Mutually beneficial behaviors such as cooperation, helping, and sharing, as well as behaviors that keep aggression in check or reestablish nonviolent relations and tolerance following conflict are ubiquitous in nature and part and parcel of human nature. Explaining how and why such peaceful behaviors have evolved and persist counts among the greatest challenges for behavioral science. The main goal of this workshop was to provide an international forum for productive cross-disciplinary interaction among researchers in this emerging area.


Workshop Proceedings

The workshop included many formats to facilitate formal and informal interaction among participants including plenary talks, Q & A sessions, topical sessions, poster presentations, break-out group discussion sessions, final précis of the presentations and discussions, and a concluding roundtable discussion. While the plenary talks followed a traditional single speaker format, the jointly presented topical sessions varied in format depending on the ideas and particular goals of the session contributors. Participants also interacted during lunches, coffee breaks, an opening reception, and a dinner cruise.

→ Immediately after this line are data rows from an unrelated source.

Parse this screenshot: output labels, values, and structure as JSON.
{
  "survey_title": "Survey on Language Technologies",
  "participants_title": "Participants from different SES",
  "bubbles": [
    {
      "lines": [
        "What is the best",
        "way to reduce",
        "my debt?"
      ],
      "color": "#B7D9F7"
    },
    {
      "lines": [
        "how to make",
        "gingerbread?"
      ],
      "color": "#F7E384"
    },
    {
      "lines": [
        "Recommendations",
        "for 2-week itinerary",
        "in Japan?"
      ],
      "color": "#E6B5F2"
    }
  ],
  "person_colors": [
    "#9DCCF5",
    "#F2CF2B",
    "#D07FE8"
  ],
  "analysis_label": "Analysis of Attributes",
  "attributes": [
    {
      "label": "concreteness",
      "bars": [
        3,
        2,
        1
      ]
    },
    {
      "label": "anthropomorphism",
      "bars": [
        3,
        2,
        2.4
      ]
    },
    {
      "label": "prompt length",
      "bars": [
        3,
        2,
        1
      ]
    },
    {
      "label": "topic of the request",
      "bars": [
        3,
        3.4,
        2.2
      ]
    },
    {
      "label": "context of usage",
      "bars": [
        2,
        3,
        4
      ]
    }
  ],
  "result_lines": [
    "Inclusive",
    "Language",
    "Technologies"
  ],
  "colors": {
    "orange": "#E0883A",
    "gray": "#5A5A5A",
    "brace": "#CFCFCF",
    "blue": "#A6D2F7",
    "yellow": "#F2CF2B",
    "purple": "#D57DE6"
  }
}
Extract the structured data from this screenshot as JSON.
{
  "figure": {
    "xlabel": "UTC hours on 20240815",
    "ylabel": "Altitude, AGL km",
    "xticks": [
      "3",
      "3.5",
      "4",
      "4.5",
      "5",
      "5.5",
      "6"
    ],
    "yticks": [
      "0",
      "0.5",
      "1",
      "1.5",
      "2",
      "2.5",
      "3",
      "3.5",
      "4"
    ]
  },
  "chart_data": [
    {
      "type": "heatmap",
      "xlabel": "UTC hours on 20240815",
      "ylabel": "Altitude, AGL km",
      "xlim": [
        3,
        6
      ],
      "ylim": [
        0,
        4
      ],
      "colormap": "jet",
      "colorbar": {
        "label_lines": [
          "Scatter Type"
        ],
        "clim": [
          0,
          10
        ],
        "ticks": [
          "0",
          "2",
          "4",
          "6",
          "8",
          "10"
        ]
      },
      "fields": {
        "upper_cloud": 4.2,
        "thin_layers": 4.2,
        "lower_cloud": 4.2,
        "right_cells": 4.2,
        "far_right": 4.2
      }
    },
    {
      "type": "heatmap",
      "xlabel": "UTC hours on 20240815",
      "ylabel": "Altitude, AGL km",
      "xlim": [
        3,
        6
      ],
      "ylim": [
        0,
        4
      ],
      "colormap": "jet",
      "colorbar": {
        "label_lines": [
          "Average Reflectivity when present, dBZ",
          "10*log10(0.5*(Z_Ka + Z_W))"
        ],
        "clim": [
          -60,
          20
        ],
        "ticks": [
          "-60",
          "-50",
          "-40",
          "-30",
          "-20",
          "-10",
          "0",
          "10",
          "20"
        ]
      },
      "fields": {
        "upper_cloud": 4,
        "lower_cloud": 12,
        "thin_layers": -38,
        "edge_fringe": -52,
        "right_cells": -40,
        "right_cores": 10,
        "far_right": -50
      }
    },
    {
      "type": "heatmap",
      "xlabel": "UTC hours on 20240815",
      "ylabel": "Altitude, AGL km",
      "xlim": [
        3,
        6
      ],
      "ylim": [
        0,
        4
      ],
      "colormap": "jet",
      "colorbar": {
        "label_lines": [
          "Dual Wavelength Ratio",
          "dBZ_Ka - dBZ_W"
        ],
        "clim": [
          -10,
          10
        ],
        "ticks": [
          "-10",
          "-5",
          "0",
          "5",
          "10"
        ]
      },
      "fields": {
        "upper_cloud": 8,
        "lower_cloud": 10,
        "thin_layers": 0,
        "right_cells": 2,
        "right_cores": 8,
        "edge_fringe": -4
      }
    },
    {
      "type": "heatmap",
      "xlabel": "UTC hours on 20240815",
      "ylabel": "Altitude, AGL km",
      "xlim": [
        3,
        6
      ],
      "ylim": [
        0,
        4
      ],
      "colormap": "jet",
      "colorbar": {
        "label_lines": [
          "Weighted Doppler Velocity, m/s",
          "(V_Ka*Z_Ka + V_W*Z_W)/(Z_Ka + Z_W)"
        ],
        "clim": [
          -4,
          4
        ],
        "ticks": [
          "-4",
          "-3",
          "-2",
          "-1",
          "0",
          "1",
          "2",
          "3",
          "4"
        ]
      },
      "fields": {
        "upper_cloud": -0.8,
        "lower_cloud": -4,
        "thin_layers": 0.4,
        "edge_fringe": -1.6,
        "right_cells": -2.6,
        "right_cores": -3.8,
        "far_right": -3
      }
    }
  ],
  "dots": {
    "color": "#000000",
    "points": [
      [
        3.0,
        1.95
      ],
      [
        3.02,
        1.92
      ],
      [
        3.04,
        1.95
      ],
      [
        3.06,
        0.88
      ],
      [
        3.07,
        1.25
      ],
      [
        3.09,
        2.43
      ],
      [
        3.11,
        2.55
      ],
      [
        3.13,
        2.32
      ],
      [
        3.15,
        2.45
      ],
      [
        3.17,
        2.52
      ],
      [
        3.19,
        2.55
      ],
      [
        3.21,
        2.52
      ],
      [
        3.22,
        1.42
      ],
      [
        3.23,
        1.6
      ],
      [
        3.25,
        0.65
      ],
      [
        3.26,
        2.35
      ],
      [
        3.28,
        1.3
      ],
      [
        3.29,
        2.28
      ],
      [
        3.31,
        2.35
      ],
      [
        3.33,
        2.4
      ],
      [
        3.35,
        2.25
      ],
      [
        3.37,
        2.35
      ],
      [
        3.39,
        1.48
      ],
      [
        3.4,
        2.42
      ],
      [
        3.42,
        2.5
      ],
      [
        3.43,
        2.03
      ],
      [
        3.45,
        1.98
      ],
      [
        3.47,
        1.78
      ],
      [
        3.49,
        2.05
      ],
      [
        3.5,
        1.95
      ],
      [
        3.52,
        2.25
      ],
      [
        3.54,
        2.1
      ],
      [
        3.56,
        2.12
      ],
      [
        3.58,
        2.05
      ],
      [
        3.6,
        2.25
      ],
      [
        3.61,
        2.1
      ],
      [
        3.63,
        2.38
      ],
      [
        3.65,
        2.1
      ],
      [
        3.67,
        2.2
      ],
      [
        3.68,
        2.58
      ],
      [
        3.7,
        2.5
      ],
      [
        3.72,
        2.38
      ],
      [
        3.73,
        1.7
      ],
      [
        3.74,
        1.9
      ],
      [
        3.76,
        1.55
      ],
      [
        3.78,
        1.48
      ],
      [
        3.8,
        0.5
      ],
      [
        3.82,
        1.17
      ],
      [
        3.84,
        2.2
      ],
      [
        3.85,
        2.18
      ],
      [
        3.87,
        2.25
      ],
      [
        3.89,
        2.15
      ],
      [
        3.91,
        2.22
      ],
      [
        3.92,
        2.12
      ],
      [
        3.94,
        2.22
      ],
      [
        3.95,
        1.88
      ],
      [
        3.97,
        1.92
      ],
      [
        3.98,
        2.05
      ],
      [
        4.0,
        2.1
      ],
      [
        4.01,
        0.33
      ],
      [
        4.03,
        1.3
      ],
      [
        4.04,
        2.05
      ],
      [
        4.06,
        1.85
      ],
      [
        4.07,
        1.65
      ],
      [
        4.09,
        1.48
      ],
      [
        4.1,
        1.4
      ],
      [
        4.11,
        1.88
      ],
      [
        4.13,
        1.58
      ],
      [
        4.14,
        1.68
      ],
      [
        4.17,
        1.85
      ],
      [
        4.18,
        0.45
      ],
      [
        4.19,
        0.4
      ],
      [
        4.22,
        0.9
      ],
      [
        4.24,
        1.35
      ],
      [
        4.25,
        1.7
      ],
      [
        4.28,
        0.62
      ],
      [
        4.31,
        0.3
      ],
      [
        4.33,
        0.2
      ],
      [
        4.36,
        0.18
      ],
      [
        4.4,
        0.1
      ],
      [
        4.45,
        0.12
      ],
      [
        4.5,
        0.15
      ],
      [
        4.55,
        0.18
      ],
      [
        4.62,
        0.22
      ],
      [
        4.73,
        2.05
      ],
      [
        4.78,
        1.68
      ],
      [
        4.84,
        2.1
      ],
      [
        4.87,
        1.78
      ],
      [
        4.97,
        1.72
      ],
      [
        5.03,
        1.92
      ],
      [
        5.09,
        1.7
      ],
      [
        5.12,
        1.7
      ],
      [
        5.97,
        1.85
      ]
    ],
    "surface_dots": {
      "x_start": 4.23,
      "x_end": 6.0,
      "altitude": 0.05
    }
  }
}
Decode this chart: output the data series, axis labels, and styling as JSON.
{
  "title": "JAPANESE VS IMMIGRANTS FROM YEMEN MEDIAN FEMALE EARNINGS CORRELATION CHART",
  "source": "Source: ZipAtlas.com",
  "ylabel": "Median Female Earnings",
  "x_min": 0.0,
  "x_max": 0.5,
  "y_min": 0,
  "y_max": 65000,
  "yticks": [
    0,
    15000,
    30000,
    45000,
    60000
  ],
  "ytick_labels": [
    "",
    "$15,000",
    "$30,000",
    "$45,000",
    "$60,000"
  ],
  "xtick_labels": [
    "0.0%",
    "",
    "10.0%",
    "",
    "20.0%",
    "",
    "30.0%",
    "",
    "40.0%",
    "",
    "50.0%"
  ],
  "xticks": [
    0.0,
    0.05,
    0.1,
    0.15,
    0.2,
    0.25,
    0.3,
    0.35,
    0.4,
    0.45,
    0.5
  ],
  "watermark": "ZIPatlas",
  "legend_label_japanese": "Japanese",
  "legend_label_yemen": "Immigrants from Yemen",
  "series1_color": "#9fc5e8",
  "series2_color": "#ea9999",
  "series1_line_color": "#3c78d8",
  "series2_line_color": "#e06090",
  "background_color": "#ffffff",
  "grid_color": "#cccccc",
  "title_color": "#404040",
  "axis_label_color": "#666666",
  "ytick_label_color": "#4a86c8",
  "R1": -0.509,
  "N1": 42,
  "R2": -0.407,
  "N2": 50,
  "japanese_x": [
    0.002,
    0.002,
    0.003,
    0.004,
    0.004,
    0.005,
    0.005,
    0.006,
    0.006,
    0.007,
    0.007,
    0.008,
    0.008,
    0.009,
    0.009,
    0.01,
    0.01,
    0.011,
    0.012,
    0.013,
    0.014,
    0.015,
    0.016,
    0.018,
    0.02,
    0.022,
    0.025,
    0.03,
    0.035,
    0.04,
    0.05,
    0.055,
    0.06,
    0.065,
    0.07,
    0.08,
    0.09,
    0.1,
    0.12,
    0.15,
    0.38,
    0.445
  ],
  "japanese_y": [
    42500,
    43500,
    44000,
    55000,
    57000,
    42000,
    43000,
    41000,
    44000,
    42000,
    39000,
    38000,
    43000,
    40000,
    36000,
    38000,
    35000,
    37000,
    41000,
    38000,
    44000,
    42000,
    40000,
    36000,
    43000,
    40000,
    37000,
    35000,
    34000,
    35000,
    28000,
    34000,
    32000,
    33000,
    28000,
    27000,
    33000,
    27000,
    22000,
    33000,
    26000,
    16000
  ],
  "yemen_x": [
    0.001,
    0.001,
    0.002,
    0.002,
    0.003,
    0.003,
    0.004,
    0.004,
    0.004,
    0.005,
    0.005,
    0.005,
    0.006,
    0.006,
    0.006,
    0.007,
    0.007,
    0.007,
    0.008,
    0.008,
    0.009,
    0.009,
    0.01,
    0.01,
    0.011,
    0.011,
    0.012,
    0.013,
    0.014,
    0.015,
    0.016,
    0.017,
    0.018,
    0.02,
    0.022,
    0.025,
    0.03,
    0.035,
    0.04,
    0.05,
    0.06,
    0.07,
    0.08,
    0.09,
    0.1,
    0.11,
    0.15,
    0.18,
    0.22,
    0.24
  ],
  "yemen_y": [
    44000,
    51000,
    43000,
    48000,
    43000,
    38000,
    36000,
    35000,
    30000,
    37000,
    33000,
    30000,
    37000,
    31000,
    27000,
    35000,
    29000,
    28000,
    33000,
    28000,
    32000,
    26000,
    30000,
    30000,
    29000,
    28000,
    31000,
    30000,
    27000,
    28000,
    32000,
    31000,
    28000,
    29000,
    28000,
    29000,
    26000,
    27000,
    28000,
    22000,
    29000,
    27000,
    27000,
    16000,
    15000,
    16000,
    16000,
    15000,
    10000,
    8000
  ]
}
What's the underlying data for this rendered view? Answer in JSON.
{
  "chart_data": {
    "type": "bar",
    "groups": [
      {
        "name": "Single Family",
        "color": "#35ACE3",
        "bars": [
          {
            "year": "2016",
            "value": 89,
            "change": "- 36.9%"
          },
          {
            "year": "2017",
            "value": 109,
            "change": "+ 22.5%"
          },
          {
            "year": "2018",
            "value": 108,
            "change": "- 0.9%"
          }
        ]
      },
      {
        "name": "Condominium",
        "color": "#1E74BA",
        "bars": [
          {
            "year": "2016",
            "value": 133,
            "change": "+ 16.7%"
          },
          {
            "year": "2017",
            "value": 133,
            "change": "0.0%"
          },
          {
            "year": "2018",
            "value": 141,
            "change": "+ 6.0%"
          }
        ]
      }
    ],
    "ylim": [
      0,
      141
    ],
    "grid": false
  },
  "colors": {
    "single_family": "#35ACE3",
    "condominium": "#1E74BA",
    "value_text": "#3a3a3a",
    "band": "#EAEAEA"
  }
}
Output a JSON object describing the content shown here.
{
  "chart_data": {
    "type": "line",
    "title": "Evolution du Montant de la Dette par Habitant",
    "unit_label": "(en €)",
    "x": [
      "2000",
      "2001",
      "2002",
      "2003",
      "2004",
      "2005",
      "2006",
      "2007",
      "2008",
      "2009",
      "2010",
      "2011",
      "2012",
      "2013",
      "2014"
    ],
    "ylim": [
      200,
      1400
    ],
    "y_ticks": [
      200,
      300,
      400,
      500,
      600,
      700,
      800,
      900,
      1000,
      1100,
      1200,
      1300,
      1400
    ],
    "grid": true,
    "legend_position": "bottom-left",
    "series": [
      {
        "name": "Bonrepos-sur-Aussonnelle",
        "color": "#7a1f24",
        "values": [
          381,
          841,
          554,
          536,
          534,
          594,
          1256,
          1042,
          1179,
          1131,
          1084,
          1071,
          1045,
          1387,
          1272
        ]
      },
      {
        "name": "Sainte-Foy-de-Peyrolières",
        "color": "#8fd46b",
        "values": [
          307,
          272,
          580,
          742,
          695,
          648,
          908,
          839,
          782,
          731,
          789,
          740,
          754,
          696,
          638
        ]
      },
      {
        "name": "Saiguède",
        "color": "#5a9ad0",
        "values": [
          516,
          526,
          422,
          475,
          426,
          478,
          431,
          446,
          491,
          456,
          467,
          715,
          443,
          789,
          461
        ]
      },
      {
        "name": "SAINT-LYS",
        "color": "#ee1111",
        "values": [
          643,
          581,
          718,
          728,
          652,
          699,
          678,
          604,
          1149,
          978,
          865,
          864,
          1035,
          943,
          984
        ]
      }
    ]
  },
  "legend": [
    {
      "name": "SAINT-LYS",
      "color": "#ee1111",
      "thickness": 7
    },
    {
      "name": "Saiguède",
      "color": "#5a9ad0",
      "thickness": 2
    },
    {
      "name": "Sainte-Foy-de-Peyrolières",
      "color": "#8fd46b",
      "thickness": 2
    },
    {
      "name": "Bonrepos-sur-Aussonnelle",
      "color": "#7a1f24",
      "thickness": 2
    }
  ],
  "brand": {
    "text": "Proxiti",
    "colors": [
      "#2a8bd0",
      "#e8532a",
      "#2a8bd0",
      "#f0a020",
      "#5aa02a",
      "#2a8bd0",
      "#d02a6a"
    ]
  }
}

The daily themes were chosen to ellicit insights and answers to the guiding questions of the workshop: (1) What can knowledge about peace in nature tell us about peace in human nature? and (2) What social and cognitive factors obstruct or facilitate peaceful behavior?  The majority of the participants (53 % female) were established specialists from universities in the USA, Europe, and Asia. Some students also actively participated in the program. Disciplines represented included primatology, anthropology, behavioral biology, developmental- and peace psychology, neuroscience, and political science.


Workshop Results

The feedback from participants has been very positive. One of the participants captured the synergy of the unique mixture of topics addressed during the workshop well, “It was very interesting to see how apparently disconnected realities, such as molecular biology, canine ethology, cooperation in primates, oxytocin, and Japan's Article 9, came together and made sense in developing an alternative insight on peaceful behavior.” In addition to the establishment of new research collaborations there are a number of tangible outcomes of the workshop, including a forthcoming special issue in the journal Behaviour and an edited book to be published by John Wiley & Sons, Publishers.


The organizer are grateful for the support received from the Lorentz Center and the Netherlands Institute for Advanced Study in the Humanities and Social Sciences (NIAS) as well as from the additional sponsors the Joannes Juda Stichting voor Interdisciplinair Gedragswetenschappelijk Onderzoek (SIGO; trsl: JJ Groen Foundation for Interdisciplinary Behavioral Science), Ĺbo Akademi University, and the Wenner Gren Foundation.